Ever wondered how cleaning methods and cleaning products work? Short of wiping clean a dirty surface, what other cleaning actions do cleaners do? How can cleaning products make dirty surfaces “clean”?
If you were one of those kids who enjoyed playing around with chemistry sets when they were young, then you probably already know that it has a lot to do with chemistry and chemical actions. But how exactly can chemistry explain cleaning processes?
There are several different sides to a cleaning process, and these can involve any of the following:
“Surfactant” is short for “surface active agent.” They are active agents because they work to separate solid and liquid surfaces from each other. They do this because one end of the molecular composition of the surfactant is attracted to water, and the other end is attracted to oil, grease or dirt. The surfactant lines the surface area of substances like grease and dirt, and because the other end of the surfactant is connected to water, it essentially separates the dirt and dust from whatever surface area it has adhered to, basically suspending it in the liquid solution. You find this as a common occurrence in the cleaning process of products such as soaps and detergents.
Chelating agents work in concert with surfactants when added to water. Essentially, when there is too much presence of metal ions in water, such as calcium, iron, or manganese, the water “hardens,” making it difficult for surfactants to do their job. This is because the surfactant gets tied up in these metal ions and are unable to do their job.
Chelating agents address this issue by combining with the metal ions and then altering their electronic charge from positive to negative, thus negating their previous combining force with the surfactants. When metal ions are chelated, they remain harmlessly suspended in water, leaving the surfactants free to do their job.
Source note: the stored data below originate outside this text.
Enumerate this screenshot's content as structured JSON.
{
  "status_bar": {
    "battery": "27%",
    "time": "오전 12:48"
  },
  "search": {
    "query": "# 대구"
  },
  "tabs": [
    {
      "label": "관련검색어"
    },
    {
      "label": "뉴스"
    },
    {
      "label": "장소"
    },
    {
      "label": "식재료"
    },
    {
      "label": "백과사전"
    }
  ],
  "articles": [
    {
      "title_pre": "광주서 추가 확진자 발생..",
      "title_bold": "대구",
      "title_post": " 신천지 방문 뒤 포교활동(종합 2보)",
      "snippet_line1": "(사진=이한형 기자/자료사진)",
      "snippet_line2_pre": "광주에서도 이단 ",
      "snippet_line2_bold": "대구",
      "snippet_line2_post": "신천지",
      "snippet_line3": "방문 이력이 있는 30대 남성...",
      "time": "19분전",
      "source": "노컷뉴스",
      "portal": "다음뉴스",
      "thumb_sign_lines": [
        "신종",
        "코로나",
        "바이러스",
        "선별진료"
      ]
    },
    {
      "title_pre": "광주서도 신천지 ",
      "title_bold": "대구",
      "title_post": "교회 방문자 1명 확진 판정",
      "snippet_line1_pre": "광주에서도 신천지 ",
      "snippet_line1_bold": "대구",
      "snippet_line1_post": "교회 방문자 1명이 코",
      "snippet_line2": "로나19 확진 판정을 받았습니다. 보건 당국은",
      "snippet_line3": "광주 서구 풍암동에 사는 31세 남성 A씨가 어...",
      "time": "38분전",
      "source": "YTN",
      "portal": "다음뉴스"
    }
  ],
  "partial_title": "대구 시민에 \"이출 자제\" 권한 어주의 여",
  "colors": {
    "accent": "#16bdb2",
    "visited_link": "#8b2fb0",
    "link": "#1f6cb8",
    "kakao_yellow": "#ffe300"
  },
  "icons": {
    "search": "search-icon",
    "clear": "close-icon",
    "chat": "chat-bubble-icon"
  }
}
Taking into consideration these two previous cleaning actions, we now consider the different soil types that need to be cleaned. There are three broad types: organic, inorganic, and a combination of both.
Organic soils include fat, grease, carbohydrates, protein, and other living compounds such as bacteria, molds, yeast, and mildew. Organic soils are best dealt with by alkaline cleaners, but as stated above, the best way to deal with these types of soils is by the use of surfactants.
Inorganic soils, on the other hand, include rust, mineral deposits like sand, silt, and clay. Whereas alkalines are used to deal with organic substances, acids are best used for inorganic soils. Again, as can be seen from the above, one of the best ways to deal with metals during a cleaning process is through the use of a chelating agent, which works by neutralizing the hardening effect of metal ions on water.
When we are dealing with a combination of soil types of both organic and inorganic, what you need is a potent combination of both surfactant and a chelating agent. Most soaps and detergents are equipped with both. Also, you will need to identify the appropriate pH level you need for cleaning and the level of acidity or alkalinity that is best used for the type of cleaning that you need to do. Most cleaning solutions that are commercially available aim for a neutral pH level, thus avoiding the extreme effect of too much acidity or too much alkalinity, both of which can be corrosive to certain surfaces.
Builders and Solvents
Finally, we have the builders and the solvents.
Builders work by intensifying the cleaning properties of surfactants. They do this through different actions: softening, buffering, and emulsifying.
And finally, solvent, the most common of which is water, is used as a solvent that breaks down barriers of soil particles and dirt, allowing the penetration of cleaning agents and the effectivity of surfactants and chelating agents.